Owen Teale and Amy Morgan in The Broken Heart. Photo Marilyn Kingwill

John Ford's more well known work is Tis Pity She's a Whore* and while that focused on the incestuous relationship between a brother and sister The Broken Heart is about brotherly betrayal.

Set in the court of the King of Sparta, Ithocles (Luke Thompson) stops his sister Penthea (Amy Morgan) marrying her betrothed Orgilus (Brian Ferguson) by marrying her off nobleman Bassanes (Owen Teale).

Later, having returned victorious from battle, and seeing how his sister suffers he has feelings of regret. He falls in love with Princess Calantha (Sarah MacRae) who is set to marry someone else. Meanwhile Orgilus, despite warnings, plots his revenge.

Director Caroline Steinbeis makes the most of the source material. She draws out the comedy as well as the passion and drama and the two hours and 45 minute running time (including interval) is peppered with some great moments however it is not until the plot threads start to come together that it really satisfies.

Owen Teale stands out as Bassanes, he's tyrannical, irrational and jealous and yet the performance just skirts the comic so that you don't know whether to be afraid or laugh, particularly when he is staring right at you from just two feet away.

Brian Ferguson's Orgilus starts out passionate and wounded becoming increasingly bitter and determined. Early on there is a great moment when he sits, disguised as a scholar, in the audience pretending to make conversation with the woman sat next to him. Poor lady didn't know quite what to make of it particularly as he had his arm around her.

With Joe Jameson's Nearchus he has us at "hello" - it's all in the delivery - which makes it a shame that, that character doesn't have more to do. The same can be said for Bassanes' two servants played by Adam Lawrence and Sanchia McCormack who bring a welcome light relief and pretty much steal the few scenes they are in.

Aside from the performances this is a production that will be remembered for its particularly stunning costumes. Think mixtures and combinations of ruffs, pantaloons, breast plates, headdresses and sandals, lots of different sandals in fact.
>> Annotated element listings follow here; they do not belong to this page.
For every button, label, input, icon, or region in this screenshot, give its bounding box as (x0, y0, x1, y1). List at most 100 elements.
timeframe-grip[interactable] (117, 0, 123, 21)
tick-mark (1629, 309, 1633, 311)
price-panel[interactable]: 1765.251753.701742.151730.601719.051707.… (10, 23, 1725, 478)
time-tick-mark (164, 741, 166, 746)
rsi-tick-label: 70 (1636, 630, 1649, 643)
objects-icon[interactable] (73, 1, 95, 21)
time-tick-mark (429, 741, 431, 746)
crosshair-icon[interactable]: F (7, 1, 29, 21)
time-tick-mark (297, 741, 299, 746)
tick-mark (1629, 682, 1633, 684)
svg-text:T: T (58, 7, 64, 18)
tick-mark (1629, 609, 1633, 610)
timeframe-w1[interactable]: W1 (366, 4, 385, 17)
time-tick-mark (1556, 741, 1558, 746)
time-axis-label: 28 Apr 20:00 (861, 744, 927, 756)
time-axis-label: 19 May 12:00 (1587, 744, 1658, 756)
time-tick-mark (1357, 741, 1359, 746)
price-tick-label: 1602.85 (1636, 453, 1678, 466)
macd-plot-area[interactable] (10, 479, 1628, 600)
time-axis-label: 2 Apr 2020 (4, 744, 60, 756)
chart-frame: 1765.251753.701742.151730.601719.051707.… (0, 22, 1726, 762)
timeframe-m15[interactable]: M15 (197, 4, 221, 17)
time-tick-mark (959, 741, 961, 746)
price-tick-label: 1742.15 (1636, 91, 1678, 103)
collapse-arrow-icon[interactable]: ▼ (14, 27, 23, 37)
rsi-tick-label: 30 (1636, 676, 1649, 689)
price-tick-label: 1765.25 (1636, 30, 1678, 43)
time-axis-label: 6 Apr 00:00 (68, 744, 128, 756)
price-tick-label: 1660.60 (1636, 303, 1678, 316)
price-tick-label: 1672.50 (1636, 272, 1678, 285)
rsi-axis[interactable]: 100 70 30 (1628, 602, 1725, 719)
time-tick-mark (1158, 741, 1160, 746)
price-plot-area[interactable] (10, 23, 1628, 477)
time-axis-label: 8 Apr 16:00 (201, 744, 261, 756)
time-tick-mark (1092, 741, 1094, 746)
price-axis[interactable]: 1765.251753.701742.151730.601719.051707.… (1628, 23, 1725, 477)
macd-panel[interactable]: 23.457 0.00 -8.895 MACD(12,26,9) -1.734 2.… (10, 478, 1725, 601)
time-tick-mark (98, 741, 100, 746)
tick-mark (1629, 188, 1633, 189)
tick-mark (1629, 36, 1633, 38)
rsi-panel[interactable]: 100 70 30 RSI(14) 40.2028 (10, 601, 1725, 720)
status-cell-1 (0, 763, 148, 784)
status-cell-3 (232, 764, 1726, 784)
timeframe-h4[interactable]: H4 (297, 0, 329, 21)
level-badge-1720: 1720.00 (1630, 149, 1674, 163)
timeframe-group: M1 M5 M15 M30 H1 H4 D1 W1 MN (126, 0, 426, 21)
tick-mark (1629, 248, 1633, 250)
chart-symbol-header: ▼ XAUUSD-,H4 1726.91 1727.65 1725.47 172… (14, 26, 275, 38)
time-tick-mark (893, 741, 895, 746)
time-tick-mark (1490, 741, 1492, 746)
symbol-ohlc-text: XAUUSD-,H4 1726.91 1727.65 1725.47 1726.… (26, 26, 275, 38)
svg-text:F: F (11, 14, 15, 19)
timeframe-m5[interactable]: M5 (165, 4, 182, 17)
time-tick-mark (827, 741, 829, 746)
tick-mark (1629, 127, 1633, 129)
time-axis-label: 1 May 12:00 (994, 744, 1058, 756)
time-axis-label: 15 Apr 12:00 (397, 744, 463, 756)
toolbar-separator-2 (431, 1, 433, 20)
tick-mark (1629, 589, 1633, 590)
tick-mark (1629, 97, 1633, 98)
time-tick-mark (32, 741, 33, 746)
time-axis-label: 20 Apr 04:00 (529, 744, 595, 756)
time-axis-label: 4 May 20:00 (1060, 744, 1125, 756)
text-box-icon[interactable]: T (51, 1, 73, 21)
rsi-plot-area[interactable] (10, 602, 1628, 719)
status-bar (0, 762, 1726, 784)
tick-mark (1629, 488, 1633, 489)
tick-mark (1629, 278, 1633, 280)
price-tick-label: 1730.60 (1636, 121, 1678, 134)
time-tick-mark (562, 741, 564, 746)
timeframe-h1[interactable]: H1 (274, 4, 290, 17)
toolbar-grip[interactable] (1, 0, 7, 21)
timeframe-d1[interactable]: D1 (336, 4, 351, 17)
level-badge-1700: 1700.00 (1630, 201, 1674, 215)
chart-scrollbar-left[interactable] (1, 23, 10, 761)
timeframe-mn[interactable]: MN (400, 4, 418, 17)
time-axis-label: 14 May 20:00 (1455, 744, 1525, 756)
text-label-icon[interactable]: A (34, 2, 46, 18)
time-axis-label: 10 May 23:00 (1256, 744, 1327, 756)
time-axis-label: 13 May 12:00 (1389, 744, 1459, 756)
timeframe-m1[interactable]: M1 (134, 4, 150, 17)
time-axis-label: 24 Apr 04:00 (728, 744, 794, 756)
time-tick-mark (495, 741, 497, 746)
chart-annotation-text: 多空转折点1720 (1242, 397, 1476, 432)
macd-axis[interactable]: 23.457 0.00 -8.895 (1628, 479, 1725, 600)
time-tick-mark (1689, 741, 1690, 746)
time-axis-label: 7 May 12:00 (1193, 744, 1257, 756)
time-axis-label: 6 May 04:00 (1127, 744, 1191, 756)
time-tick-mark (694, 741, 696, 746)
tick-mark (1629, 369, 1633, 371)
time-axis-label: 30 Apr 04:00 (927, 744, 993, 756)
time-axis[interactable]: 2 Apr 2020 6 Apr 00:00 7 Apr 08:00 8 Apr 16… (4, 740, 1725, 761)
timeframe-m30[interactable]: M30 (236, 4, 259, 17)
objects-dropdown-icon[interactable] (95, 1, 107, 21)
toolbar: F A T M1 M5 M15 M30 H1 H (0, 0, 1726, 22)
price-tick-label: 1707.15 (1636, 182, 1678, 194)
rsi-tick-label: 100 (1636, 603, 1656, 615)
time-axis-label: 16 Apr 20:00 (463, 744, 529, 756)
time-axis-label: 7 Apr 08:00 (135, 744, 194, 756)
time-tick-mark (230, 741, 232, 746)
When the Princess Calantha is crowned after the death of her father, her winged and bustled outfit is lowered down on wires and she manoeuvres into it - Queen Elizabeth I never had anything quite like this.

It all leads up to the inevitable tragic deaths and bloody revenge - it's Jacobean drama, you'd be disappointed if at least one character didn't meet a gruesome end. The Sam Wanamaker gets a Stan thumbs up for the first spilling of stage blood this year and in such a volume as to keep the suppliers happy. Luckily for the stage crew one of the cast kindly puts down a sheet to protect the carpet.

I still have problems with the Sam Wanamaker theatre as a venue but managed to get a slightly more comfortable seat, albeit with a slightly restricted view. The actors used every entrance and exit available to them and the intimacy of the space made you feel almost part of the action which almost made up for it.

The Broken Heart runs at the Sam Wanamaker Theatre until 18 April.